The proposed norms are in line with global standards, industry trackers said. “The report seeks to restrict the auditors from carrying out certain services and it is adhering to the principle of independence of auditors,” said Dinesh Kanabar, CEO at Dhruva Advisors, one of the biggest Indian tax firms. “This will ensure that the auditors focus on what they need to do as auditors rather than look at opportunity to render other services to the clients.”

ET spoke with India heads, audit practice leaders and several senior partners at the big four, and their next two big multinational service providers, BDO and Grant Thornton. They said such restrictions could cause a lot of disruption for companies they audit.

“It would be impractical to actually implement these recommendations,” said the head of an audit practice. These firms are now conducting internal analysis as to how much impact these measures would have on them and what actions they could take in the coming year.

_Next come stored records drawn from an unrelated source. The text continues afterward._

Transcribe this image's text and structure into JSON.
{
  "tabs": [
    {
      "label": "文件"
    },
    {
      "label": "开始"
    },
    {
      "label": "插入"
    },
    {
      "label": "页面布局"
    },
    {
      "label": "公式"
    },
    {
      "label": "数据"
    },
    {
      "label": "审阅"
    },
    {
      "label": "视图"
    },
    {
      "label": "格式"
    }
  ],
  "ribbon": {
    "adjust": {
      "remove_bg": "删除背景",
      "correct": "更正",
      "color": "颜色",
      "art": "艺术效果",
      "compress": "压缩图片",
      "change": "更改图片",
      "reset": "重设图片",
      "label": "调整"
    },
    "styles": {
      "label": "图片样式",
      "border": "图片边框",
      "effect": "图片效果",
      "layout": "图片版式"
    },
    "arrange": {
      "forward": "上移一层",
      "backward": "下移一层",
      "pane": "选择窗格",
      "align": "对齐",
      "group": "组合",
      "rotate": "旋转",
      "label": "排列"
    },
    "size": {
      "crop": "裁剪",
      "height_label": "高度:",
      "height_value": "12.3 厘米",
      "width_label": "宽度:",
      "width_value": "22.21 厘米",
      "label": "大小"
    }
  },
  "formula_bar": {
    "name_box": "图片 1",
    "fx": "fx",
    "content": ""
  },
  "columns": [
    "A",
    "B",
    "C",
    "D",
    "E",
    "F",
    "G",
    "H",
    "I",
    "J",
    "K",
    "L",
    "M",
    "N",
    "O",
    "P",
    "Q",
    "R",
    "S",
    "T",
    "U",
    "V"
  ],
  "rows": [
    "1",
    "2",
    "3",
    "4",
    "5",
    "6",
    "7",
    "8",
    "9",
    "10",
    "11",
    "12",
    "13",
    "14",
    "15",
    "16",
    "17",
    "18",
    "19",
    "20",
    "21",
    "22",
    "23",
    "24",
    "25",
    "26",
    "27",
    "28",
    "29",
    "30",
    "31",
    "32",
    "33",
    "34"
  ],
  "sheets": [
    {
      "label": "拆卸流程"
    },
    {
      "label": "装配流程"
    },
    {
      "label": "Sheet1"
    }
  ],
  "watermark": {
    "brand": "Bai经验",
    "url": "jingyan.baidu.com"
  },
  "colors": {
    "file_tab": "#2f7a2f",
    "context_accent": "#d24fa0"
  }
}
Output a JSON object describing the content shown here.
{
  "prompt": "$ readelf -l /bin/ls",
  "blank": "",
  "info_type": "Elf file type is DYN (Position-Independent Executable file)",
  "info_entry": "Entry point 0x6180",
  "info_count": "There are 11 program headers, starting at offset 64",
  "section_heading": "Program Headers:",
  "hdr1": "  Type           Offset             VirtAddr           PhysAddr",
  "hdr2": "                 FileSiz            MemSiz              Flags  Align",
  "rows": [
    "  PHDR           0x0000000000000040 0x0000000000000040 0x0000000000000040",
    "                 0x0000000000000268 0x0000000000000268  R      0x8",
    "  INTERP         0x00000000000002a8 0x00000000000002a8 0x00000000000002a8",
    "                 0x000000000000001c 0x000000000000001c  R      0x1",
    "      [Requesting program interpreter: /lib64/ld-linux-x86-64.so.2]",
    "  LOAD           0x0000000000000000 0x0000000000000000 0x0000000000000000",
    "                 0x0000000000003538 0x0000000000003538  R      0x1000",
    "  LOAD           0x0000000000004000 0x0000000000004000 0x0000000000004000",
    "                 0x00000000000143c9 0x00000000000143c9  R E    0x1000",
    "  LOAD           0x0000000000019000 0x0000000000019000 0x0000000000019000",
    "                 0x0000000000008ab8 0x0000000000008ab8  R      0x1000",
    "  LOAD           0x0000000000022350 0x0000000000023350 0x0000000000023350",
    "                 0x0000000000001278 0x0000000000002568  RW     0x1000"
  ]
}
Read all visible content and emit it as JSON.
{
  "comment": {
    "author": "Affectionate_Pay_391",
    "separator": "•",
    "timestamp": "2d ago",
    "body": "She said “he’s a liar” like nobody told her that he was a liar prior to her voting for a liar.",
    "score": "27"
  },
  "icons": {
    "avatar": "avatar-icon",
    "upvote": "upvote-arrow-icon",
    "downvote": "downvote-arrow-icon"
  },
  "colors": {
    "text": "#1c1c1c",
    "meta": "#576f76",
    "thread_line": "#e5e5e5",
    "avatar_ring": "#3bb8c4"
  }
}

Industry insiders said audit work may lose its charm among these firms.

“If it comes to either or, then letting go of an audit client might be easier as we don’t get much revenue for auditing anyway,” said a senior partner with one of the firms. “We actually lose money on some of the biggest clients in auditing as we have to deploy hundreds of people but fees collected are paltry,” the person told ET.

Audit accounts for about 15-20% of revenues of international professional service firms in the country with the rest 80-85% of their revenues coming from non-audit work such as taxation and consultancy. But some other services like taxation are sometimes packaged along with auditing.

According to insiders, about 25% of the revenues of all the foreign firms come from non-audit work they offer to their audit clients. Most firms are seeing growth from their taxation and consulting verticals. Interestingly, it’s not just the international services providers that are upset with the expert panel report.

Some Indian firms have come out against the report, alleging that it doesn’t represent the industry. “Some of the stakeholders like Sebi (Securities and Exchanges Board of India), Quality Review Board, Indian audit firms, and senior members of ICAI (Institute of Chartered Accounts of India) are not well represented in the report,” said Vinayak Padwal, partner at MSKA and Associates.